Tuesday, March 10, 2015

This Song is Sung for Anyone That's Listening

I have been working in the same studio space for about a year and a half now.  I just verbally agreed to a new lease for 2015/2016.   The reason I bring this up, is that for years I claimed that if I had the time to dig in and actually develop my work I would be able to be so much more productive and more successful.  While it is difficult to see beyond the immediate time period, either into the future or into the past, I think this still to be true.  

My May show at the Central Gallery draws near, and as it grows closer, I am left with this amazing thought that while usually my focus is narrowing within two months of a big show, my focus this time seems to be broadening.  My work seems far more free than it has in the past.  I don't feel like the result needs to be the greatest thing in the world.  It is unlikely that it will be.  It will be the best thing that I can complete within these next two months, but there is no guarantee that it will be work that will gain me any recognition, be meaningful to any audience, or for that matter even be remembered in a months time.

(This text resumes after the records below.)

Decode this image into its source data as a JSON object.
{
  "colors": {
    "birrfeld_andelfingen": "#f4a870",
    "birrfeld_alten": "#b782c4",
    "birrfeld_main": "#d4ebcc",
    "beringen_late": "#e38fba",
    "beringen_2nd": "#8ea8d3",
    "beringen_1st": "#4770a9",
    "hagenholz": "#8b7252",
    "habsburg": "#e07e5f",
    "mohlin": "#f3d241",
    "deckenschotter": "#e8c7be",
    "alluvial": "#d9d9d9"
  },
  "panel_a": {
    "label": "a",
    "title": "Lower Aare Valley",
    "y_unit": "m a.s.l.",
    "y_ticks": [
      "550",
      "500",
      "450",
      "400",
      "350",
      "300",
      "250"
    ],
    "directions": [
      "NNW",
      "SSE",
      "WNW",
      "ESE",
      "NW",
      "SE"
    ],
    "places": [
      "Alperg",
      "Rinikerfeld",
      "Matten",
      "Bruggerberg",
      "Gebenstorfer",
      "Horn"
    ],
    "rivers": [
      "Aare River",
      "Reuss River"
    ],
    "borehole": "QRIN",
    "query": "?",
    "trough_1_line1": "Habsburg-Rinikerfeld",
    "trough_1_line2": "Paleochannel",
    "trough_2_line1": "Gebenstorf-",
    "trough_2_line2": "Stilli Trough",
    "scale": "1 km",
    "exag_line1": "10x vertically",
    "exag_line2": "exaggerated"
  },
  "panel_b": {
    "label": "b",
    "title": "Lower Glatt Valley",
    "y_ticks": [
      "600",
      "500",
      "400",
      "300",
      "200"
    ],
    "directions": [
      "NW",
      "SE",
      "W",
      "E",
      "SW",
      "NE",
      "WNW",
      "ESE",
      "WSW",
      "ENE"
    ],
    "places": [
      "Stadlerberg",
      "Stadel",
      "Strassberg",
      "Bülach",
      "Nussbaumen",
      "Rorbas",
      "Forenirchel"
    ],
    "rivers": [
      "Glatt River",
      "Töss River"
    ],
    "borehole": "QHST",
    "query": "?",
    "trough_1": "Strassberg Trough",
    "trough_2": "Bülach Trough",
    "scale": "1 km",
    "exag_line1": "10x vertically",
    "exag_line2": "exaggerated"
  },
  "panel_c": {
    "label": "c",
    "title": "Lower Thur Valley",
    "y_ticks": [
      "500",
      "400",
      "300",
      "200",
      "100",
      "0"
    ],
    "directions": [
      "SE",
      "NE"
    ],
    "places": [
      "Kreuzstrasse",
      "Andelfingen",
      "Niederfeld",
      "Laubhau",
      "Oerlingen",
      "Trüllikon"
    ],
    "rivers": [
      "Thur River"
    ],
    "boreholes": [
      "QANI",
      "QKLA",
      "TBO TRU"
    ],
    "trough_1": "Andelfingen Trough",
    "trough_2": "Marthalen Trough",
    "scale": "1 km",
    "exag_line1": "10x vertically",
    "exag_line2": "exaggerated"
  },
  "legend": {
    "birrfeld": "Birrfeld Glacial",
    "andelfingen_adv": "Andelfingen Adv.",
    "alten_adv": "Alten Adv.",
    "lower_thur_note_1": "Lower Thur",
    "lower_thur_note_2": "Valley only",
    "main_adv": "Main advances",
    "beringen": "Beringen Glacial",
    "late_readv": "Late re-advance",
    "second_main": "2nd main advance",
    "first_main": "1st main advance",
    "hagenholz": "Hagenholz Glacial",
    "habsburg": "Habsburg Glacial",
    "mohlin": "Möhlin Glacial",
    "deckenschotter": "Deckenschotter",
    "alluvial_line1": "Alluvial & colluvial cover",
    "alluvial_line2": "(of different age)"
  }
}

While in studio today I was listening to Uncle Tupelo.  As Life Worth Livin' was playing, I began to think about my audience.  Essentially it doesn't matter to me if people see my work, though in the past I have claimed that I strive to make work that makes people happy, but with my recent work, and especially with the work for this show, I realize that it is no longer about that for me anymore.  They lyrics to Life Worth Livin' cut sharp.  

This song is sung for anyone that's listening
This song is for the broken-spirited man
This song is for anyone left standing
After the strain of a slow, sad end

The work has always been for anyone who is listening, anyone who wants to see it, feels moved by it in some way.  It doesn't do these things for everyone.  For the longest time, I felt like it should, like if I was successful, suddenly everyone would understand my work.  Everyone would like my work.  I would become an international art star over night.  I would change people's lives for the better and the world would be a better place.  I am thirty four now.  I do not live in this land of make believe, but much like Cezanne who was super critical of his own work and himself, I still maintain this feeling that there is something in it which is vital to the art world, or at least vital to me and a number of people who do genuinely enjoy what I make.  

I began to think about my work in these terms.

Question the process.  
Let the result stand as a record.  
Rethink the process.  

I've decided that the finished products that I create are not actually finished.  While there is perhaps an end goal, I am unaware of what it is.  I have a vision sometimes or sometimes a question or topic that I want to ponder for a while.  I make an initial statement and then the dialogue begins.  When the dialogue is through for the time being, I have a "finished piece."

Cezanne has been very important to me as of late.  His color palette was enough to make any painter drool, but I think that his career arc is one that provides me with inspiration.  He struggled for such a long time and had moments of complete brilliance while in solitude and peace in the country.  Despite any struggles which he may have suffered, he is considered one of the key figures in painting in the past century and a half.  He provides me with hope, but the hope isn't for some illusory sense of success but rather he provides me hope that I may find what I am looking for one of these days, or perhaps someone else will realize what I am looking for.

I started working on this piece after Cezanne yesterday.  I created my own still life of tangerines.  I am obsessed with tangerines.  They are by far one of my favorite things.  Oranges come in a close second.  When I think about these fruit I cannot but help of thinking of Cezannes still lifes of fruit.  While he did not use a lot of oranges in his work, he did use peaches quite a bit which fit, color wise, with what I've been working on.  I began my piece by drawing the tangerines in my normal ink style, but as I've been choosing the color and layout for my color grids in the background I am selecting colors that are used primarily in each section of a Cezanne still life.

The process is allowing me more time to think about the color choices that I am making.  How do they fit into the structure of the piece?  This way they become less random and more about empirical shapes within the work.  

Yesterday I also finished one of my bigger mechanical pieces for the show in Bangor.  I was very pleased with the way the color interacted with the drawing in this piece.  I think it one of the more successful pieces of this nature that I have created thus far.

I feel like I am in a good spot with my work and with my progress on this show.  Hopefully the progress continues and I install something I can really feel proud of.  In the long run I really just want the work to reach a point where I know that I've learned something, presented the best thing that I am currently capable of and, most importantly, that there is still obvious room for growth.